Wind River – un regard certain

Cory Lambert est pisteur dans la réserve indienne de Wind River, perdue dans l’immensité sauvage du Wyoming. Lorsqu’il découvre le corps d’une femme en pleine nature, le FBI envoie une jeune recrue élucider ce meurtre. Fortement lié à la communauté amérindienne, il va l’aider à mener l’enquête dans ce milieu hostile, ravagé par la violence et l’isolement, où la loi des hommes s’estompe face à celle impitoyable de la nature…

Très à sa place en sélection Un Certain Regard, Wind River propose un arrêt sur un fait méconnu : les viols et disparitions de femmes indiennes aux Etats-Unis qui ne font pas l’objet d’un traitement identique aux viols et disparitions des femmes américaines. Partant de ce fait, le cinéaste Taylor Sheridan propose un récit qui lui permet de filmer des contrées froides, dans la réserve de Wind River.
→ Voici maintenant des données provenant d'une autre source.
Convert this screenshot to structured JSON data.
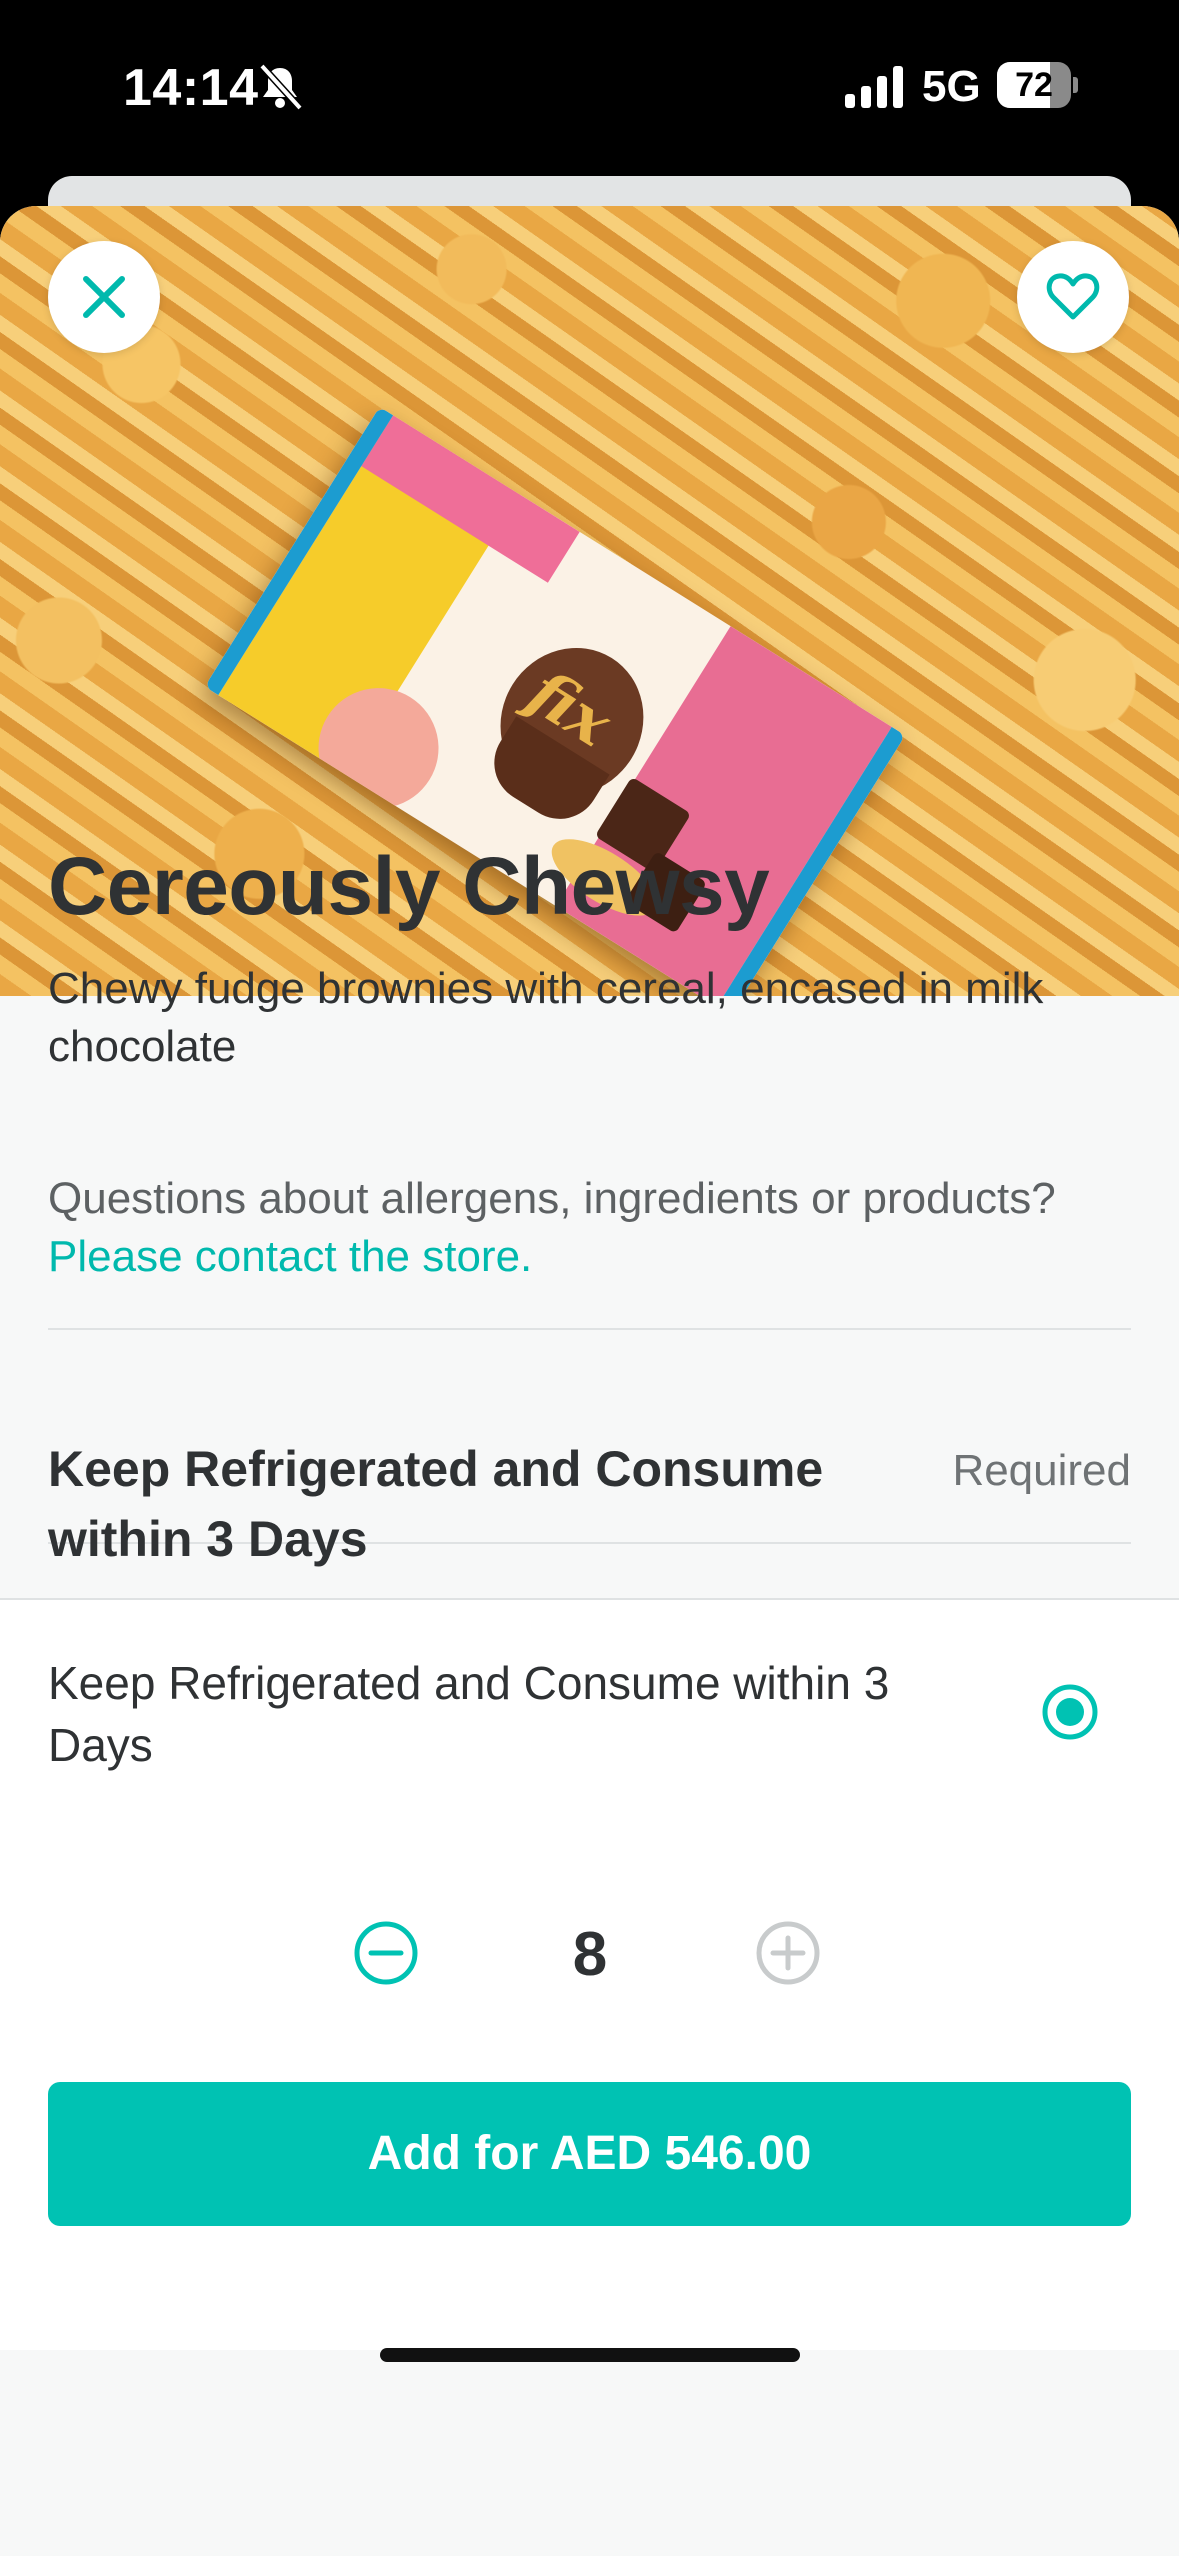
{
  "status_bar": {
    "time": "14:14",
    "network": "5G",
    "battery_percent": "72",
    "battery_level": 0.72,
    "icons": [
      "bell-slash-icon",
      "signal-icon"
    ]
  },
  "product": {
    "title": "Cereously Chewsy",
    "description": "Chewy fudge brownies with cereal, encased in milk chocolate",
    "image_icon": "chocolate-bar-image"
  },
  "allergens": {
    "question": "Questions about allergens, ingredients or products?",
    "link": "Please contact the store."
  },
  "option_group": {
    "title": "Keep Refrigerated and Consume within 3 Days",
    "required_label": "Required",
    "options": [
      {
        "label": "Keep Refrigerated and Consume within 3 Days",
        "selected": true
      }
    ]
  },
  "quantity": {
    "value": "8"
  },
  "cart": {
    "add_button": "Add for AED 546.00"
  },
  "colors": {
    "accent": "#00c2b3",
    "link": "#00b9ad",
    "text": "#2f3234"
  }
}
Le rythme choisi est peu conventionnel, volontairement lent (et pesant) quand il s’agit d’introduire le contexte, d’inscrire le décor et les conditions de vie comme point de départ, subitement survitaminé à l’américaine quand il s’agit de résoudre comme des hommes américains – pan pan pan pan, quoi qu’un tireur d’élite le fasse avec moins de panache mais plus de précision  – le problème qui se pose.

Le scénario lui même contribue à cette non conventionnalité – ce fameux regard – en livrant son coupable, d’un coup d’un seul, sans effet d’annonce ni indices prémonitoires à mi-récit; en laissant entendre une histoire d’amour naissante entre les deux protagonistes principaux, le chasseur écolo que les loups et pumas craignent jusque dans leur tanière, interprété par un Jeremy Renner moins démonstratif – et en ceci très intéressant – que dans les navets à grands succès dans lesquels il a pu se commettre,  et l’agent FBI néophyte mais déterminée, perdue dans une galère où le froid et le mâle règnent, et qui aura besoin qu’on l’épaule –Elisabeth Olsen assez quelconque sans démériter.

Wind River

Wind River s’est vu récompensé du prix de la mise en scène par le jury emmené par Uma Thurman, probablement pour la prouesse d’avoir su faire transparaître à l’écran l’immaculée blancheur de cette contrée glaciale. Pourquoi pas.